En el marco de esta evaluación bilateral, Trump emitió consideraciones directas sobre el desempeño de la presidenta Claudia Sheinbaum Pardo ante el fenómeno del narcotráfico. El jefe de la Casa Blanca calificó el entorno institucional de la mandataria mexicana como condicionado por los niveles de violencia sectorial, reiterando la postura de Washington sobre la pérdida de control gubernamental en zonas de tránsito de insumos químicos.

Las métricas de la Casa Blanca asocian el flujo migratorio y de estupefacientes con las amenazas previas de implementar aranceles o acciones unilaterales si los mecanismos de contención mexicanos no alcanzan los estándares exigidos. La designación formal de las bandas delictivas mexicanas como organizaciones terroristas se mantiene como el eje central de la presión diplomática ejercida por el Departamento de Estado.

Paralelamente, durante el foro «No al financiamiento del terrorismo» celebrado en el marco del G7 en París, el secretario del Tesoro, Scott Bessent, presentó un informe técnico sobre los flujos financieros de la delincuencia. La ponencia de la delegación estadounidense equiparó formalmente la estructura financiera y la capacidad de movilización de capital del Cártel de Sinaloa con grupos como Hezbolá y las redes de financiamiento de Irán.

Esta homologación en los foros internacionales de economía busca congelar los activos globales de los grupos criminales mediante herramientas bancarias transnacionales de alta sofisticación. El enfoque estadounidense introduce un factor de riesgo en la calificación de certeza jurídica para las inversiones extranjeras en el hemisferio, vinculando las alertas de viaje con el factor de riesgo terrorista.

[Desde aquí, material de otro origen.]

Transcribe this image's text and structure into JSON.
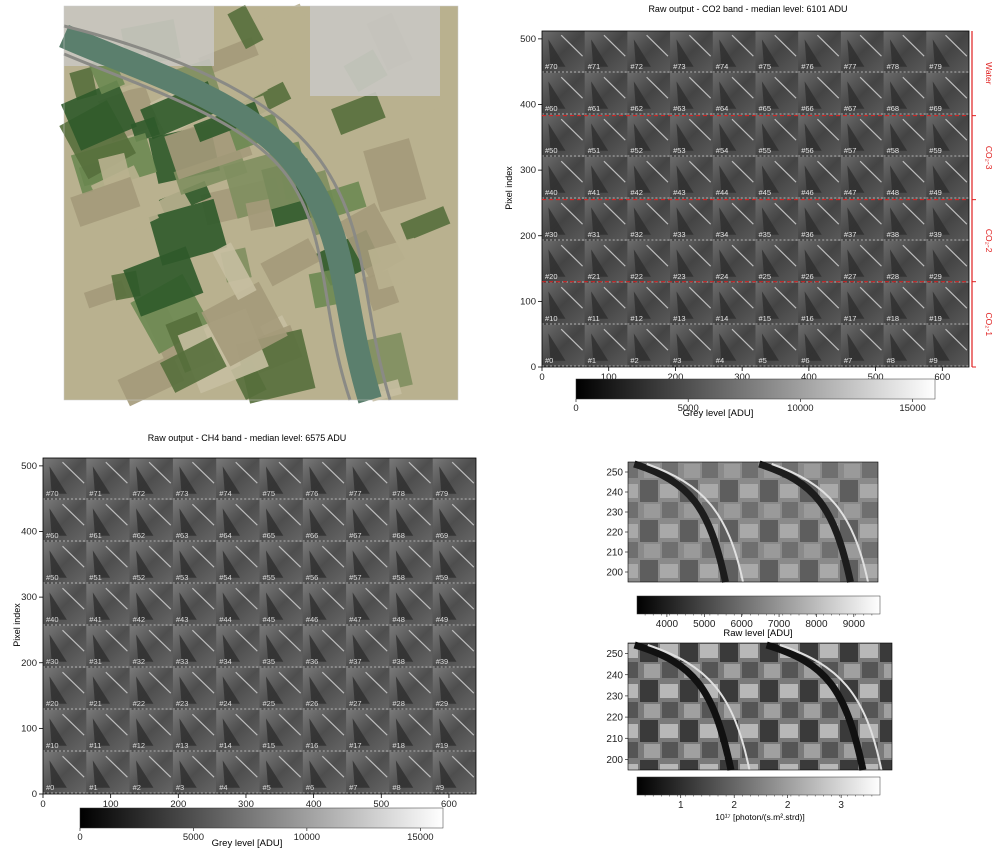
{
  "aerial": {
    "colors": {
      "field_dark": "#2f5a2a",
      "field_light": "#b9b18f",
      "field_mid": "#6d8a52",
      "canal": "#5b7f6d",
      "urban": "#c9c8c3",
      "road": "#8a8a85"
    }
  },
  "chart_data": [
    {
      "type": "heatmap",
      "title": "Raw output - CO2 band - median level: 6101 ADU",
      "xlabel": "",
      "ylabel": "Pixel index",
      "xlim": [
        0,
        640
      ],
      "ylim": [
        0,
        512
      ],
      "xticks": [
        0,
        100,
        200,
        300,
        400,
        500,
        600
      ],
      "yticks": [
        0,
        100,
        200,
        300,
        400,
        500
      ],
      "grid_cols": 10,
      "grid_rows": 8,
      "frame_labels": [
        "#0",
        "#1",
        "#2",
        "#3",
        "#4",
        "#5",
        "#6",
        "#7",
        "#8",
        "#9",
        "#10",
        "#11",
        "#12",
        "#13",
        "#14",
        "#15",
        "#16",
        "#17",
        "#18",
        "#19",
        "#20",
        "#21",
        "#22",
        "#23",
        "#24",
        "#25",
        "#26",
        "#27",
        "#28",
        "#29",
        "#30",
        "#31",
        "#32",
        "#33",
        "#34",
        "#35",
        "#36",
        "#37",
        "#38",
        "#39",
        "#40",
        "#41",
        "#42",
        "#43",
        "#44",
        "#45",
        "#46",
        "#47",
        "#48",
        "#49",
        "#50",
        "#51",
        "#52",
        "#53",
        "#54",
        "#55",
        "#56",
        "#57",
        "#58",
        "#59",
        "#60",
        "#61",
        "#62",
        "#63",
        "#64",
        "#65",
        "#66",
        "#67",
        "#68",
        "#69",
        "#70",
        "#71",
        "#72",
        "#73",
        "#74",
        "#75",
        "#76",
        "#77",
        "#78",
        "#79"
      ],
      "boundaries": [
        130,
        255,
        383
      ],
      "band_labels": [
        "CO₂-1",
        "CO₂-2",
        "CO₂-3",
        "Water"
      ],
      "band_color": "#e02020",
      "colorbar": {
        "label": "Grey level [ADU]",
        "ticks": [
          0,
          5000,
          10000,
          15000
        ],
        "range": [
          0,
          16000
        ]
      }
    },
    {
      "type": "heatmap",
      "title": "Raw output - CH4 band - median level: 6575 ADU",
      "xlabel": "",
      "ylabel": "Pixel index",
      "xlim": [
        0,
        640
      ],
      "ylim": [
        0,
        512
      ],
      "xticks": [
        0,
        100,
        200,
        300,
        400,
        500,
        600
      ],
      "yticks": [
        0,
        100,
        200,
        300,
        400,
        500
      ],
      "grid_cols": 10,
      "grid_rows": 8,
      "frame_labels": [
        "#0",
        "#1",
        "#2",
        "#3",
        "#4",
        "#5",
        "#6",
        "#7",
        "#8",
        "#9",
        "#10",
        "#11",
        "#12",
        "#13",
        "#14",
        "#15",
        "#16",
        "#17",
        "#18",
        "#19",
        "#20",
        "#21",
        "#22",
        "#23",
        "#24",
        "#25",
        "#26",
        "#27",
        "#28",
        "#29",
        "#30",
        "#31",
        "#32",
        "#33",
        "#34",
        "#35",
        "#36",
        "#37",
        "#38",
        "#39",
        "#40",
        "#41",
        "#42",
        "#43",
        "#44",
        "#45",
        "#46",
        "#47",
        "#48",
        "#49",
        "#50",
        "#51",
        "#52",
        "#53",
        "#54",
        "#55",
        "#56",
        "#57",
        "#58",
        "#59",
        "#60",
        "#61",
        "#62",
        "#63",
        "#64",
        "#65",
        "#66",
        "#67",
        "#68",
        "#69",
        "#70",
        "#71",
        "#72",
        "#73",
        "#74",
        "#75",
        "#76",
        "#77",
        "#78",
        "#79"
      ],
      "colorbar": {
        "label": "Grey level [ADU]",
        "ticks": [
          0,
          5000,
          10000,
          15000
        ],
        "range": [
          0,
          16000
        ]
      }
    },
    {
      "type": "heatmap",
      "title": "",
      "ylim": [
        195,
        255
      ],
      "yticks": [
        200,
        210,
        220,
        230,
        240,
        250
      ],
      "colorbar": {
        "label": "Raw level [ADU]",
        "ticks": [
          4000,
          5000,
          6000,
          7000,
          8000,
          9000
        ],
        "range": [
          3200,
          9700
        ]
      }
    },
    {
      "type": "heatmap",
      "title": "",
      "ylim": [
        195,
        255
      ],
      "yticks": [
        200,
        210,
        220,
        230,
        240,
        250
      ],
      "colorbar": {
        "label": "10¹⁷ [photon/(s.m².strd)]",
        "ticks": [
          "1",
          "2",
          "2",
          "3"
        ],
        "range": [
          0.3,
          3.6
        ]
      }
    }
  ]
}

Por su parte, el Ejecutivo Federal mexicano mantiene un registro de respuesta fundamentado en el principio de no intervención militar extranjera y la defensa de la soberanía nacional. La postura oficial de la administración de Sheinbaum rechaza la introducción de tropas estadounidenses, argumentando que las operaciones de captura y el desmantelamiento de laboratorios se ejecutan bajo los esquemas de la Guardia Nacional y las fuerzas armadas locales.